DISCUSSION
The last research question examines the relationship between peer- peer interaction outcome and different contexts and research methods. With respect to context variables, language setting, institutions, and the number of L1s were found to moderate the effect. It should be noted that studies generally obtained larger effects in universities than in intensive language programs, which might be partially attributed to the possible proficiency differences. It is possible that university- level English learners generally perform better in English interaction assessment than those who are studying English in a language program. Also noteworthy is that studies which only select interaction from candidates of the same L1 received larger effects.
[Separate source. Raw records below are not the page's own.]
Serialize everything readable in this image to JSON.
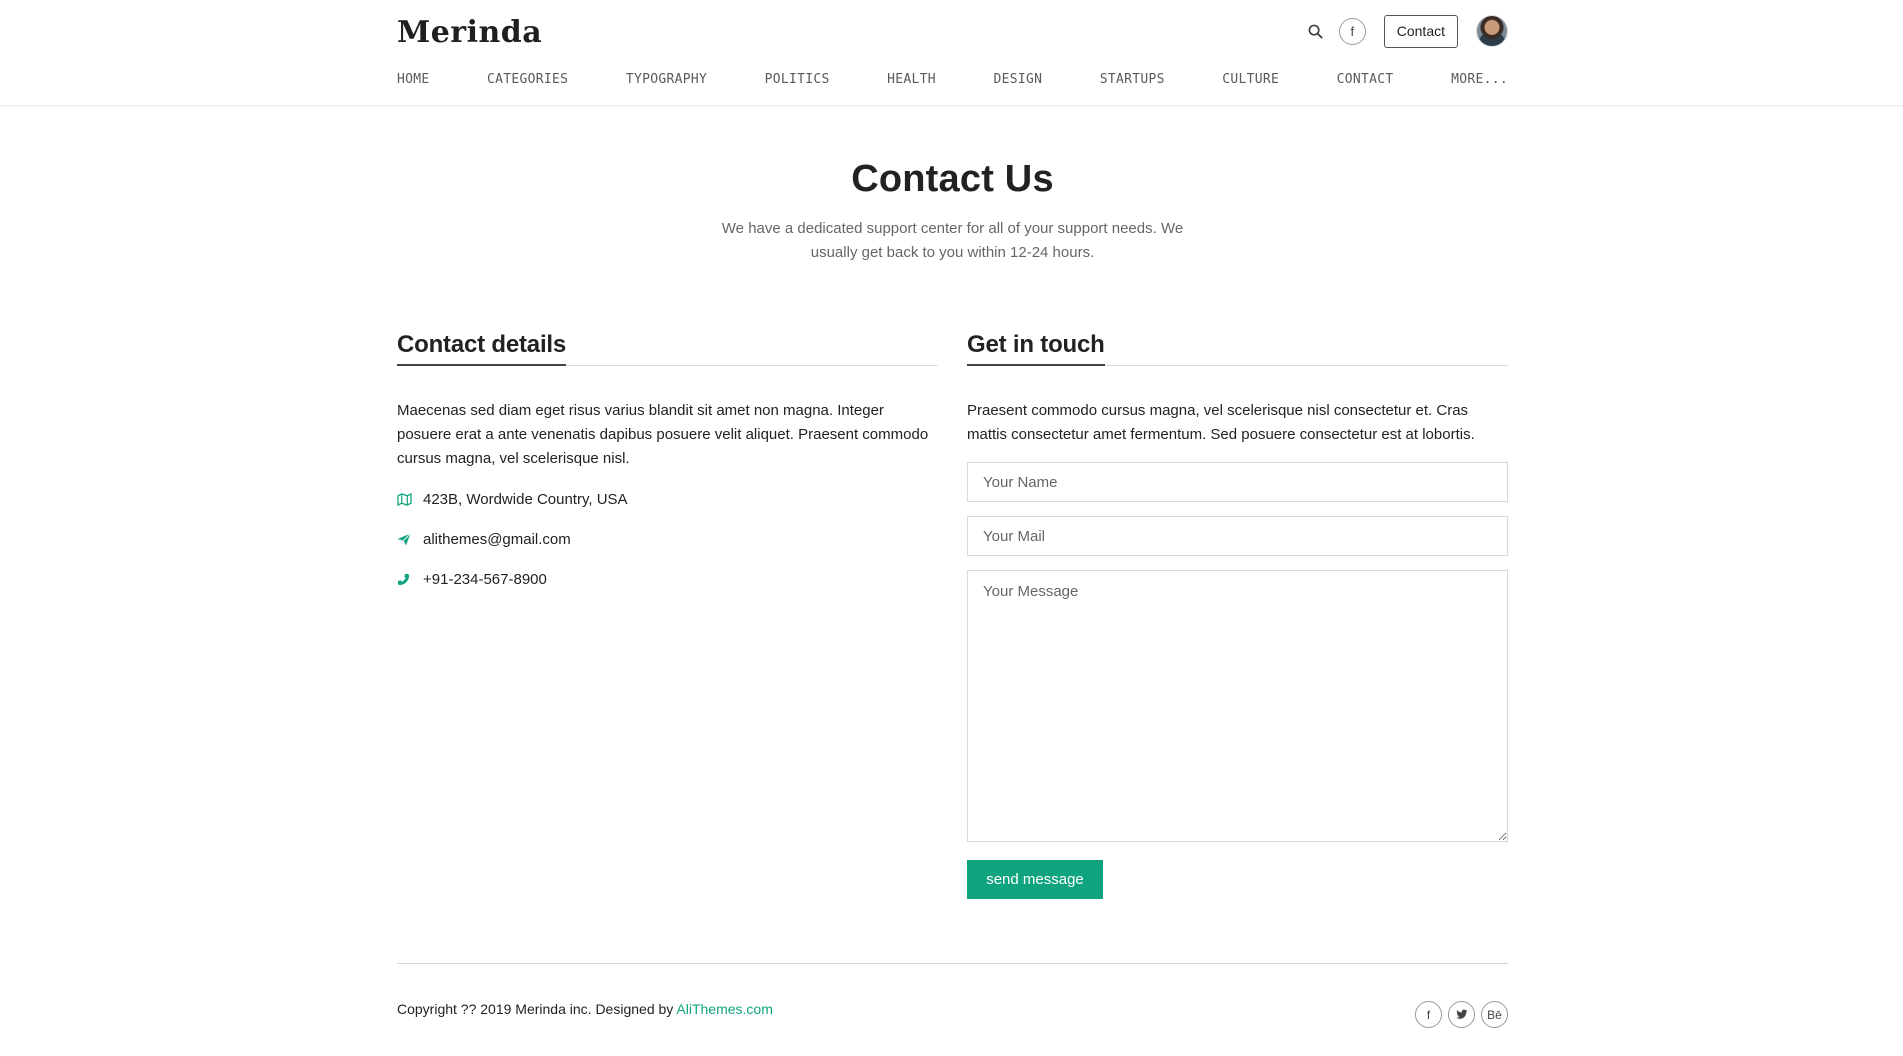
{
  "header": {
    "logo": "Merinda",
    "contact_label": "Contact",
    "social_facebook": "f",
    "nav": [
      "HOME",
      "CATEGORIES",
      "TYPOGRAPHY",
      "POLITICS",
      "HEALTH",
      "DESIGN",
      "STARTUPS",
      "CULTURE",
      "CONTACT",
      "MORE..."
    ]
  },
  "hero": {
    "title": "Contact Us",
    "subtitle": "We have a dedicated support center for all of your support needs. We usually get back to you within 12-24 hours."
  },
  "details": {
    "title": "Contact details",
    "intro": "Maecenas sed diam eget risus varius blandit sit amet non magna. Integer posuere erat a ante venenatis dapibus posuere velit aliquet. Praesent commodo cursus magna, vel scelerisque nisl.",
    "address": "423B, Wordwide Country, USA",
    "email": "alithemes@gmail.com",
    "phone": "+91-234-567-8900",
    "icons": {
      "address": "map-icon",
      "email": "send-icon",
      "phone": "phone-icon"
    }
  },
  "form": {
    "title": "Get in touch",
    "intro": "Praesent commodo cursus magna, vel scelerisque nisl consectetur et. Cras mattis consectetur amet fermentum. Sed posuere consectetur est at lobortis.",
    "name_placeholder": "Your Name",
    "mail_placeholder": "Your Mail",
    "message_placeholder": "Your Message",
    "submit_label": "send message"
  },
  "footer": {
    "copyright": "Copyright ?? 2019 Merinda inc. Designed by ",
    "link": "AliThemes.com",
    "social": [
      "f",
      "t",
      "Bē"
    ]
  },
  "colors": {
    "accent": "#10a37f",
    "text": "#222222",
    "muted": "#666666"
  }
}
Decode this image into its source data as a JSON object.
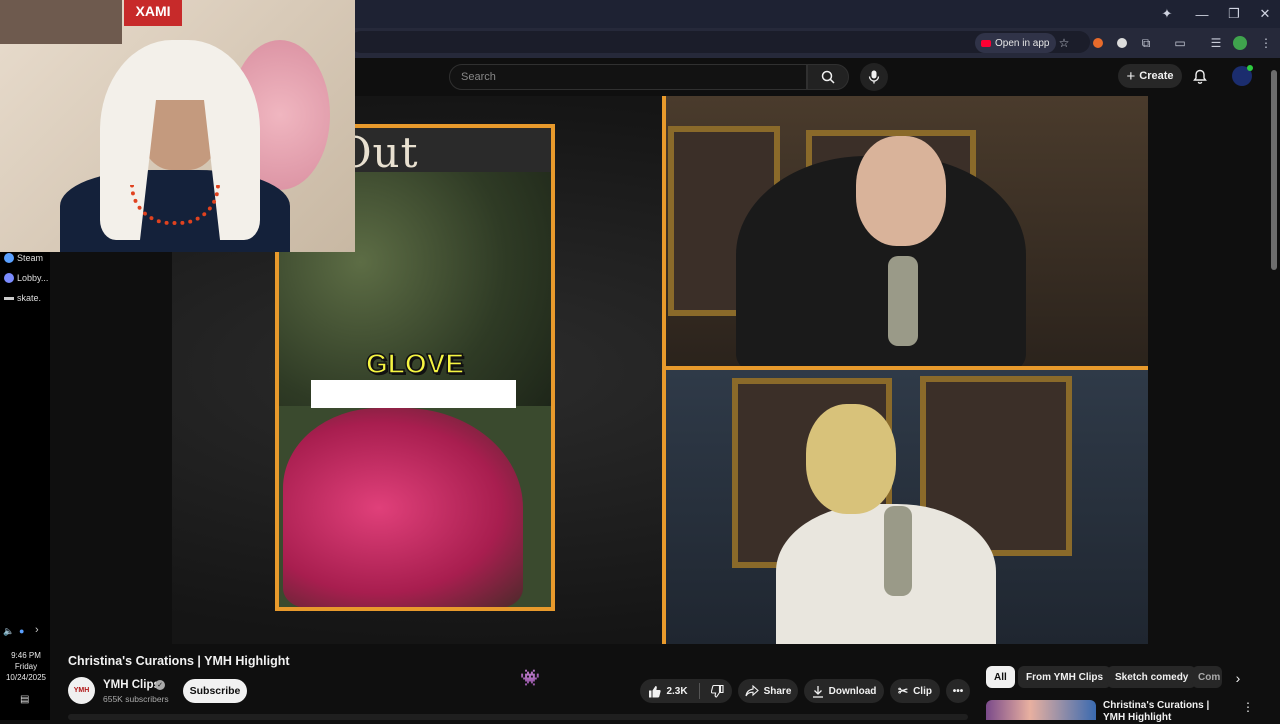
{
  "browser": {
    "open_in_app_label": "Open in app",
    "window_controls": [
      "minimize-icon",
      "restore-icon",
      "close-icon"
    ]
  },
  "header": {
    "search_placeholder": "Search",
    "create_label": "Create"
  },
  "video_overlay": {
    "title_text_fragment": "et Out",
    "caption_word": "GLOVE"
  },
  "webcam": {
    "sign_text": "XAMI"
  },
  "taskbar": {
    "items": [
      {
        "label": "Steam",
        "color": "#5aa0ff"
      },
      {
        "label": "Lobby...",
        "color": "#7b8cff"
      },
      {
        "label": "skate.",
        "color": "#cccccc"
      }
    ],
    "clock": {
      "time": "9:46 PM",
      "day": "Friday",
      "date": "10/24/2025"
    }
  },
  "video": {
    "title": "Christina's Curations | YMH Highlight",
    "channel": {
      "name": "YMH Clips",
      "avatar_text": "YMH",
      "subscribers": "655K subscribers",
      "subscribe_label": "Subscribe"
    },
    "actions": {
      "likes": "2.3K",
      "share_label": "Share",
      "download_label": "Download",
      "clip_label": "Clip"
    }
  },
  "chips": [
    "All",
    "From YMH Clips",
    "Sketch comedy",
    "Com"
  ],
  "recommended": {
    "title": "Christina's Curations | YMH Highlight"
  },
  "colors": {
    "accent_orange": "#e89a2c",
    "youtube_red": "#ff0033",
    "bg": "#0f0f0f"
  }
}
The result indicates that L1 variation should also be considered when designing peer-peer interaction studies in English speaking assessment.
Several method variables were also found to moderate the effect. As discussed earlier in the literature review section, it is necessary to examine the relationship between study quality and outcome (Plonsky, 2011b). One important observation was made on the proficiency standards adopted by primary studies. Studies which combined multiple proficiency scales (e.g., standardized test results, in-house test results, length of language learning, and impressionistic judgment by researchers or instructors) obtained larger effects than those that simply used standardized test scores. This can be interpreted as indicating that combined proficiency scales can reliably place participants into appropriate levels to reflect the real magnitude of the difference between two groups. These findings indicate that it is probably more reliable to use multiple means to determine candidates’ proficiency level. Additionally, the results of research question three suggest that the proficiency variable seems to have effects on peer-peer interaction. This further accentuates the importance of adequately placing candidates into an appropriate proficiency level.
It is worthwhile to point out another observation of method variables: that of reliability reporting practice. The findings seem to be in contrast to the common assumption that studies reporting coder- reliability, rater-reliability, or rubrics produce larger effect sizes than those studies which do not report any reliability measures. One possible reason might be the contribution of other factors, which can affect the statistical power (e.g., sample sizes and the choice of significance level). For instance, only a limited number of studies reported coder or rater reliability in this meta-analysis. Moreover, the sample sizes for these studies were relatively small. However, it is noted that results of studies with reliability estimates had low dispersions or variations, which demonstrated the effect of reliability control on study quality. In brief, the findings can serve as evidence to claim a potential relationship between methodological features of primary studies and the interaction outcome they observe.